Man darf sich eben keinen Illusionen hingeben und glauben, daß mit dem existierenden System eine gesellschaftspolitische Richtung auszulösen wäre, die tatsächlich als flächendeckend konstruktiv bezeichnet werden könnte. Wer das glaubt, hat in den letzten dreißig Jahren überall hingeschaut, nur nicht dorthin, wo es notwendig gewesen wäre. Und da das so ist, ist der Realsatirismus sogar als folgerichtiges Entwicklungsprodukt des lobbyklratischen Systems zu bezeichnen.[4]



© Joachim Endemann (_EndemannVerlag_)


_1 Zu dadaistisch-surrealen Phänomenen siehe hin: Die tri_logische Sezierung des lobbykratischen Zeitalters, Band II, die Seiten 29-32, beginnend mit: „Dadaismus ≠ Dada = Neoliberalismus“.
Zum Problem des Nationalstaates, siehe in: Die tri_logische Sezierung des lobbykratischen Zeitalters, Band I, Teilbände 1-3, Kapitel 13: — Die Welt als „Hinterhof“ der Machteliten oder Der Nationalstaat als grundlegendes Problem für Frieden; Kapitel 15: — Menschenrechte, Völkerrecht und das Konstrukt des Nationalstaates; Kapitel 16: — Die „Nationalitätenfrage“, die Ukraine und die „Elite“ des „Westens“, Kapitel 17: — Die „Nationalitätenfrage“, die Ukraine und die „Elite“ des „Westens“: Ein Resümee.
Daß dieses Problem durch politische Entitäten à la EU alles andere als aufgehoben wird, verdeutlicht das Kapitel 18 des genannten Buches: — Eine kurze Beschäftigung mit der Frage nach der neoliberalen Strategie des „Westens“ und der Funktion seiner Medien bei der Vermittlung dieser Strategie.
In: a.a.O., Band III: „Ich stimme nicht zu!“ Gesellschaftspolitische Lesungen über den Neowilhelmoliberalismus und seine Konsequenzen, Teilbände 1+2, ist das sich aktuell Ereignende auf dem Weg in die Düsternis vorweggenommen.

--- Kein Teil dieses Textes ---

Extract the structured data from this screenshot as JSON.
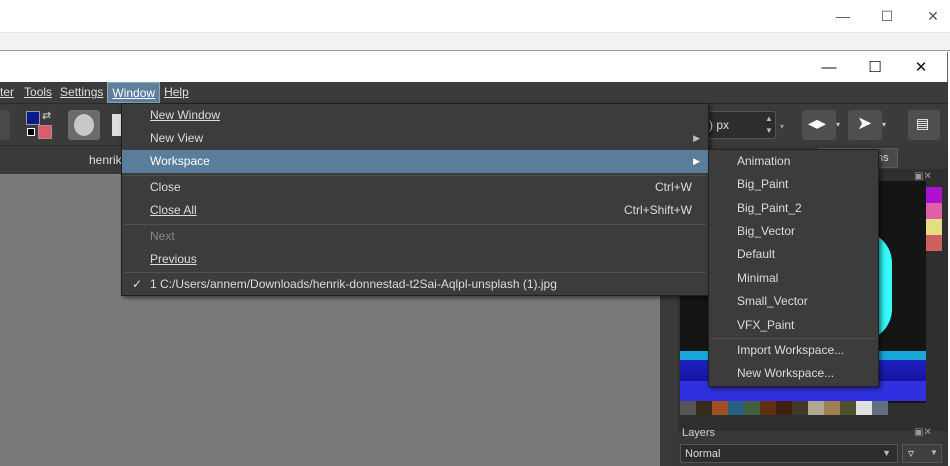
{
  "menubar": {
    "items": [
      {
        "label": "ter"
      },
      {
        "label": "Tools"
      },
      {
        "label": "Settings"
      },
      {
        "label": "Window"
      },
      {
        "label": "Help"
      }
    ]
  },
  "toolbar": {
    "size_value": ") px"
  },
  "document_tab": {
    "label": "henrik"
  },
  "dock": {
    "tab_fragment": "ns",
    "layers_title": "Layers",
    "blend_mode": "Normal"
  },
  "window_menu": {
    "items": [
      {
        "label": "New Window",
        "shortcut": ""
      },
      {
        "label": "New View",
        "shortcut": ""
      },
      {
        "label": "Workspace",
        "shortcut": ""
      },
      {
        "label": "Close",
        "shortcut": "Ctrl+W"
      },
      {
        "label": "Close All",
        "shortcut": "Ctrl+Shift+W"
      },
      {
        "label": "Next",
        "shortcut": ""
      },
      {
        "label": "Previous",
        "shortcut": ""
      },
      {
        "label": "1 C:/Users/annem/Downloads/henrik-donnestad-t2Sai-Aqlpl-unsplash (1).jpg",
        "shortcut": ""
      }
    ]
  },
  "workspace_menu": {
    "items": [
      {
        "label": "Animation"
      },
      {
        "label": "Big_Paint"
      },
      {
        "label": "Big_Paint_2"
      },
      {
        "label": "Big_Vector"
      },
      {
        "label": "Default"
      },
      {
        "label": "Minimal"
      },
      {
        "label": "Small_Vector"
      },
      {
        "label": "VFX_Paint"
      },
      {
        "label": "Import Workspace..."
      },
      {
        "label": "New Workspace..."
      }
    ]
  },
  "colors": {
    "menu_bg": "#3c3c3c",
    "highlight": "#5a7d9c",
    "canvas": "#7a7a7a"
  }
}
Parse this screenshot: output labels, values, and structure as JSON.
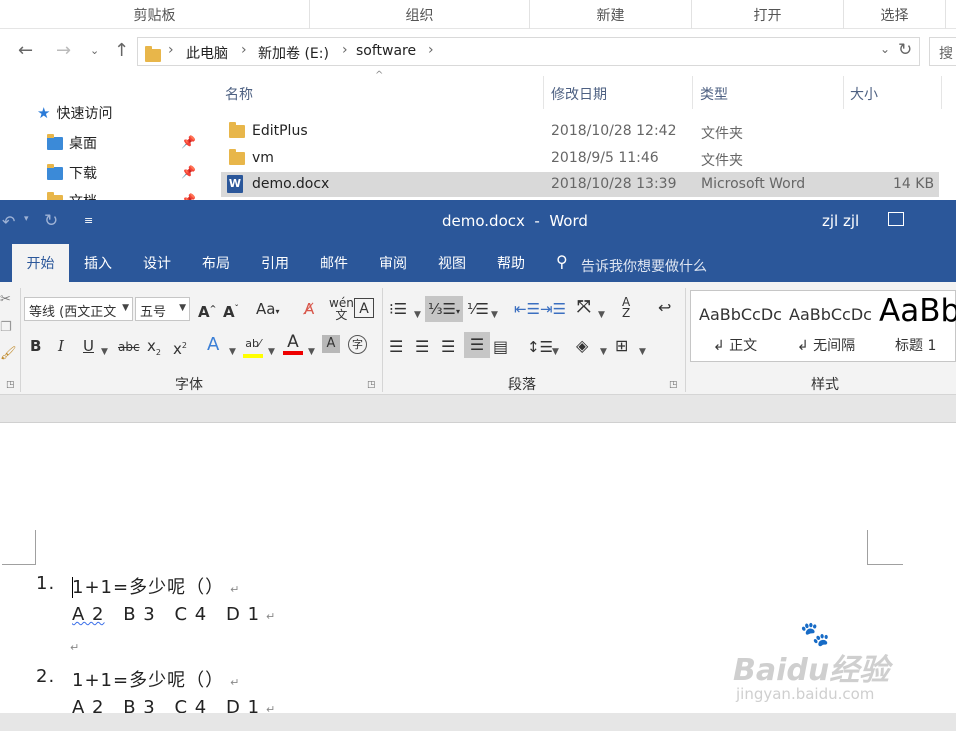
{
  "explorer": {
    "ribbon_groups": [
      "剪贴板",
      "组织",
      "新建",
      "打开",
      "选择"
    ],
    "breadcrumb": [
      "此电脑",
      "新加卷 (E:)",
      "software"
    ],
    "search_placeholder": "搜",
    "nav": {
      "quick_access": "快速访问",
      "items": [
        "桌面",
        "下载",
        "文档"
      ]
    },
    "columns": [
      "名称",
      "修改日期",
      "类型",
      "大小"
    ],
    "files": [
      {
        "name": "EditPlus",
        "date": "2018/10/28 12:42",
        "type": "文件夹",
        "size": ""
      },
      {
        "name": "vm",
        "date": "2018/9/5 11:46",
        "type": "文件夹",
        "size": ""
      },
      {
        "name": "demo.docx",
        "date": "2018/10/28 13:39",
        "type": "Microsoft Word",
        "size": "14 KB"
      }
    ]
  },
  "word": {
    "title": "demo.docx  -  Word",
    "user": "zjl zjl",
    "tabs": [
      "开始",
      "插入",
      "设计",
      "布局",
      "引用",
      "邮件",
      "审阅",
      "视图",
      "帮助"
    ],
    "tell_me": "告诉我你想要做什么",
    "font_name": "等线 (西文正文",
    "font_size": "五号",
    "group_labels": {
      "font": "字体",
      "paragraph": "段落",
      "styles": "样式"
    },
    "styles": [
      {
        "preview": "AaBbCcDc",
        "name": "↲ 正文"
      },
      {
        "preview": "AaBbCcDc",
        "name": "↲ 无间隔"
      },
      {
        "preview": "AaBb",
        "name": "标题 1"
      }
    ],
    "document": {
      "q1_num": "1.",
      "q1": "1+1=多少呢（）",
      "q1_options": [
        "A 2",
        "B 3",
        "C 4",
        "D 1"
      ],
      "q2_num": "2.",
      "q2": "1+1=多少呢（）",
      "q2_options": [
        "A 2",
        "B 3",
        "C 4",
        "D 1"
      ],
      "paragraph_mark": "↵"
    }
  },
  "watermark": {
    "logo": "Baidu经验",
    "url": "jingyan.baidu.com"
  },
  "colors": {
    "word_blue": "#2b579a",
    "ribbon_bg": "#f3f3f3",
    "selected_row": "#d9d9d9"
  }
}
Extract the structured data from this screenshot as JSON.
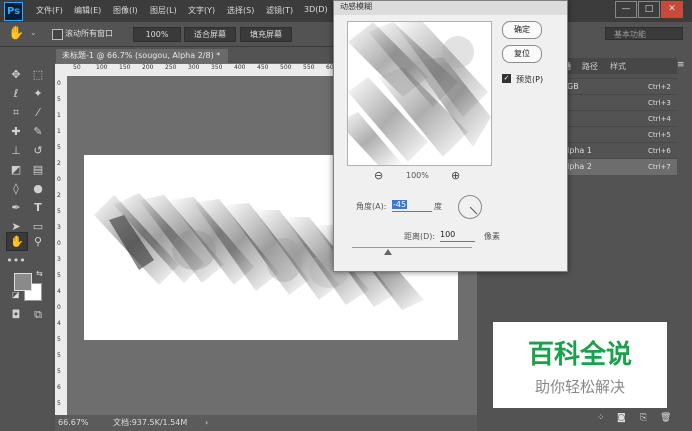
{
  "app": {
    "logo": "Ps"
  },
  "menu": [
    "文件(F)",
    "编辑(E)",
    "图像(I)",
    "图层(L)",
    "文字(Y)",
    "选择(S)",
    "滤镜(T)",
    "3D(D)"
  ],
  "window_controls": {
    "minimize": "—",
    "restore": "□",
    "close": "✕"
  },
  "options": {
    "scroll_all_label": "滚动所有窗口",
    "zoom_value": "100%",
    "fit_screen": "适合屏幕",
    "fill_screen": "填充屏幕",
    "workspace": "基本功能"
  },
  "document": {
    "tab_title": "未标题-1 @ 66.7% (sougou, Alpha 2/8) *",
    "tab_close": "×",
    "ruler_ticks": [
      "50",
      "100",
      "150",
      "200",
      "250",
      "300",
      "350",
      "400",
      "450",
      "500",
      "550",
      "600",
      "650",
      "700",
      "750",
      "800"
    ],
    "ruler_v_ticks": [
      "0",
      "5",
      "1",
      "1",
      "5",
      "2",
      "0",
      "2",
      "5",
      "3",
      "0",
      "3",
      "5",
      "4",
      "0",
      "4",
      "5",
      "5",
      "5",
      "6",
      "5"
    ]
  },
  "status": {
    "zoom": "66.67%",
    "doc_info": "文档:937.5K/1.54M"
  },
  "dialog": {
    "title": "动感模糊",
    "ok": "确定",
    "reset": "复位",
    "preview_label": "预览(P)",
    "preview_checked": true,
    "zoom_level": "100%",
    "zoom_out": "⊖",
    "zoom_in": "⊕",
    "angle_label": "角度(A):",
    "angle_value": "-45",
    "angle_unit": "度",
    "distance_label": "距离(D):",
    "distance_value": "100",
    "distance_unit": "像素",
    "slider_level": 0.3
  },
  "panel": {
    "tabs": [
      "通",
      "路径",
      "样式"
    ],
    "channels": [
      {
        "name": "GB",
        "shortcut": "Ctrl+2"
      },
      {
        "name": "",
        "shortcut": "Ctrl+3"
      },
      {
        "name": "",
        "shortcut": "Ctrl+4"
      },
      {
        "name": "",
        "shortcut": "Ctrl+5"
      },
      {
        "name": "lpha 1",
        "shortcut": "Ctrl+6"
      },
      {
        "name": "lpha 2",
        "shortcut": "Ctrl+7"
      }
    ]
  },
  "watermark": {
    "title": "百科全说",
    "subtitle": "助你轻松解决"
  },
  "colors": {
    "accent": "#31a8ff",
    "watermark_green": "#1aa14c",
    "selection": "#3a79d3"
  }
}
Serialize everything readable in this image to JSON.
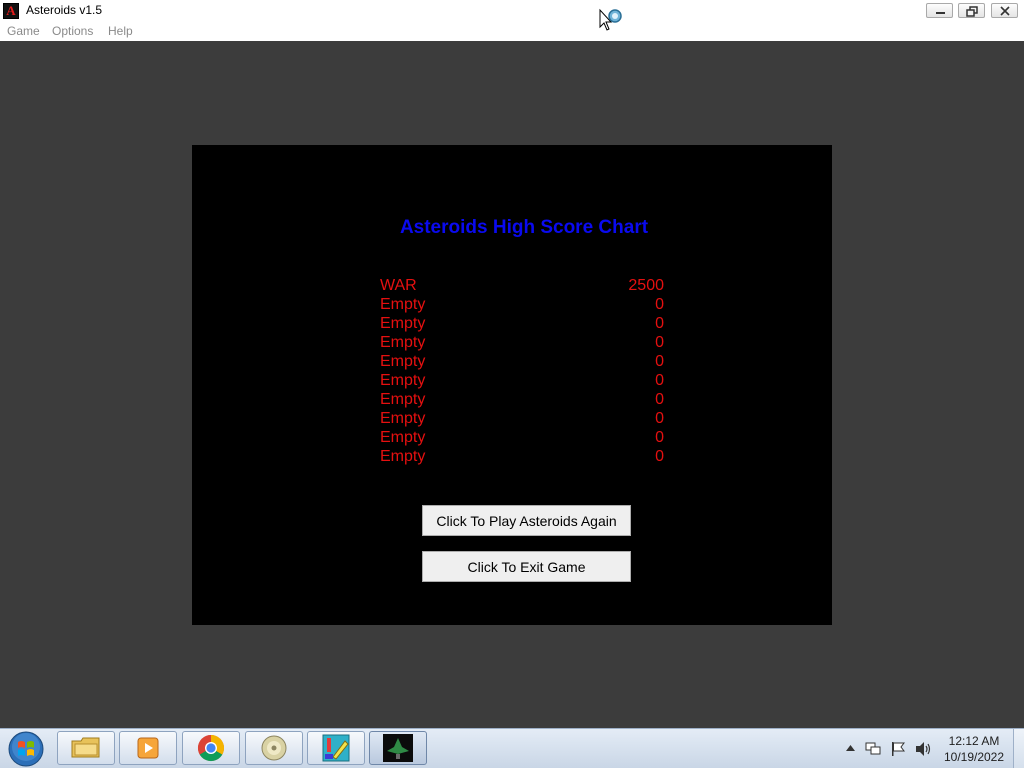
{
  "window": {
    "title": "Asteroids v1.5",
    "icon_letter": "A"
  },
  "menu": {
    "items": [
      "Game",
      "Options",
      "Help"
    ]
  },
  "high_scores": {
    "title": "Asteroids High Score Chart",
    "entries": [
      {
        "name": "WAR",
        "score": "2500"
      },
      {
        "name": "Empty",
        "score": "0"
      },
      {
        "name": "Empty",
        "score": "0"
      },
      {
        "name": "Empty",
        "score": "0"
      },
      {
        "name": "Empty",
        "score": "0"
      },
      {
        "name": "Empty",
        "score": "0"
      },
      {
        "name": "Empty",
        "score": "0"
      },
      {
        "name": "Empty",
        "score": "0"
      },
      {
        "name": "Empty",
        "score": "0"
      },
      {
        "name": "Empty",
        "score": "0"
      }
    ]
  },
  "buttons": {
    "play_again": "Click To Play Asteroids Again",
    "exit_game": "Click To Exit Game"
  },
  "taskbar": {
    "items": [
      "file-explorer-icon",
      "media-player-icon",
      "chrome-icon",
      "dvd-icon",
      "paint-app-icon",
      "asteroids-app-icon"
    ],
    "clock_time": "12:12 AM",
    "clock_date": "10/19/2022"
  },
  "colors": {
    "title_blue": "#0a0af0",
    "score_red": "#e51010",
    "panel_black": "#000000",
    "background": "#3c3c3c"
  }
}
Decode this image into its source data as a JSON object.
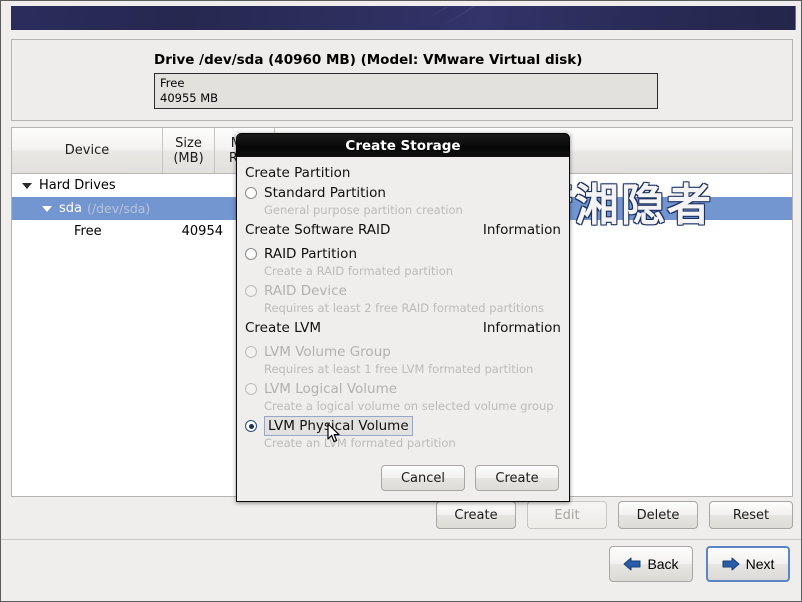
{
  "window": {
    "banner_alt": "anaconda-header-banner"
  },
  "drive": {
    "title": "Drive /dev/sda (40960 MB) (Model: VMware Virtual disk)",
    "bar": {
      "label": "Free",
      "size": "40955 MB"
    }
  },
  "table": {
    "headers": {
      "device": "Device",
      "size_line1": "Size",
      "size_line2": "(MB)",
      "mount_line1": "Mou",
      "mount_line2": "RAID"
    },
    "rows": [
      {
        "indent": 0,
        "expander": "triangle-down",
        "device": "Hard Drives",
        "path": "",
        "size": "",
        "selected": false
      },
      {
        "indent": 1,
        "expander": "triangle-down",
        "device": "sda",
        "path": "(/dev/sda)",
        "size": "",
        "selected": true
      },
      {
        "indent": 2,
        "expander": "",
        "device": "Free",
        "path": "",
        "size": "40954",
        "selected": false
      }
    ]
  },
  "watermark": {
    "text": "潇湘隐者"
  },
  "actions": {
    "create": "Create",
    "edit": "Edit",
    "delete": "Delete",
    "reset": "Reset"
  },
  "nav": {
    "back": "Back",
    "next": "Next"
  },
  "dialog": {
    "title": "Create Storage",
    "groups": [
      {
        "heading": "Create Partition",
        "information": "",
        "options": [
          {
            "label": "Standard Partition",
            "hint": "General purpose partition creation",
            "selected": false,
            "disabled": false,
            "focused": false
          }
        ]
      },
      {
        "heading": "Create Software RAID",
        "information": "Information",
        "options": [
          {
            "label": "RAID Partition",
            "hint": "Create a RAID formated partition",
            "selected": false,
            "disabled": false,
            "focused": false
          },
          {
            "label": "RAID Device",
            "hint": "Requires at least 2 free RAID formated partitions",
            "selected": false,
            "disabled": true,
            "focused": false
          }
        ]
      },
      {
        "heading": "Create LVM",
        "information": "Information",
        "options": [
          {
            "label": "LVM Volume Group",
            "hint": "Requires at least 1 free LVM formated partition",
            "selected": false,
            "disabled": true,
            "focused": false
          },
          {
            "label": "LVM Logical Volume",
            "hint": "Create a logical volume on selected volume group",
            "selected": false,
            "disabled": true,
            "focused": false
          },
          {
            "label": "LVM Physical Volume",
            "hint": "Create an LVM formated partition",
            "selected": true,
            "disabled": false,
            "focused": true
          }
        ]
      }
    ],
    "buttons": {
      "cancel": "Cancel",
      "create": "Create"
    }
  },
  "colors": {
    "banner": "#2a2c5c",
    "selection": "#7396d0",
    "accent": "#2c4a80",
    "focus_outline": "#5b86c6"
  }
}
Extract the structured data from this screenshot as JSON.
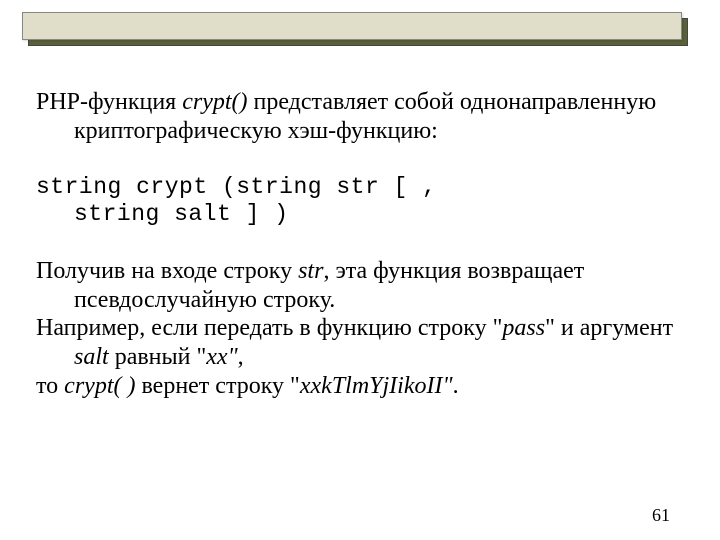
{
  "header": {},
  "content": {
    "para1_prefix": "PHP-функция ",
    "para1_func": "crypt()",
    "para1_rest": " представляет собой",
    "para1_line2": "однонаправленную криптографическую",
    "para1_line3": "хэш-функцию:",
    "code_line1": "string crypt (string  str [ ,",
    "code_line2": "string  salt ] )",
    "para2_prefix": "Получив на входе строку ",
    "para2_str": "str",
    "para2_mid": ", эта функция",
    "para2_line2": "возвращает псевдослучайную строку.",
    "para3_line1a": "Например, если передать в функцию строку",
    "para3_line2_q1": "\"",
    "para3_pass": "pass",
    "para3_line2_mid": "\" и аргумент ",
    "para3_salt": "salt",
    "para3_line2_end1": " равный \"",
    "para3_xx": "xx\"",
    "para3_line2_end2": ",",
    "para4_prefix": "то ",
    "para4_crypt": "crypt( )",
    "para4_mid": " вернет строку \"",
    "para4_result": "xxkTlmYjIikoII\"",
    "para4_end": "."
  },
  "page_number": "61"
}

_2 Siehe hierzu das Kapitel 7 von: «Ist der Monotheismus ein elementarer Faktor der Gewalt?».

_3 Der Hintergrund für das notwendig zu Tuende sowie für das notwendig zu Tuende selbst, finden sich ausformuliert in: Die tri_logische Sezierung des lobbykratischen Zeitalters, Band ITeilband 4.
Was zur praktischen Umsetzung gehört und warum, findet sich in:  Sie fragen noch, wie die «Verhältnisse» liegen? erläutert, nämlich insbesondere in Aspekt 2: „Was eine Passage in Chestertons: ‘The Man who was Thursday: A Nightmare’ offenbart“, und auf den Seiten 337 ff., beginnend mit: „folgendes ist keine politische Geschmacksfrage“, sowie auf der Seite 669, beginnend mit: „Also sei zum Abschluß nicht allein die Frage wiederholt: Was spricht noch gegen Direkte Demokratie, spricht nichts für die simulierte Demokratie des lobbykratischen Systems …[…]?“.

_4 Wo die Hebel anzusetzen sind, um die bestehenden Staaten zu veritablen demokratischen Staaten umzubauen, siehe das Manifest: Le rayon des Lumières — Quelques remarques sur «l’Empire de la paix» orwellien, nommé l’UE.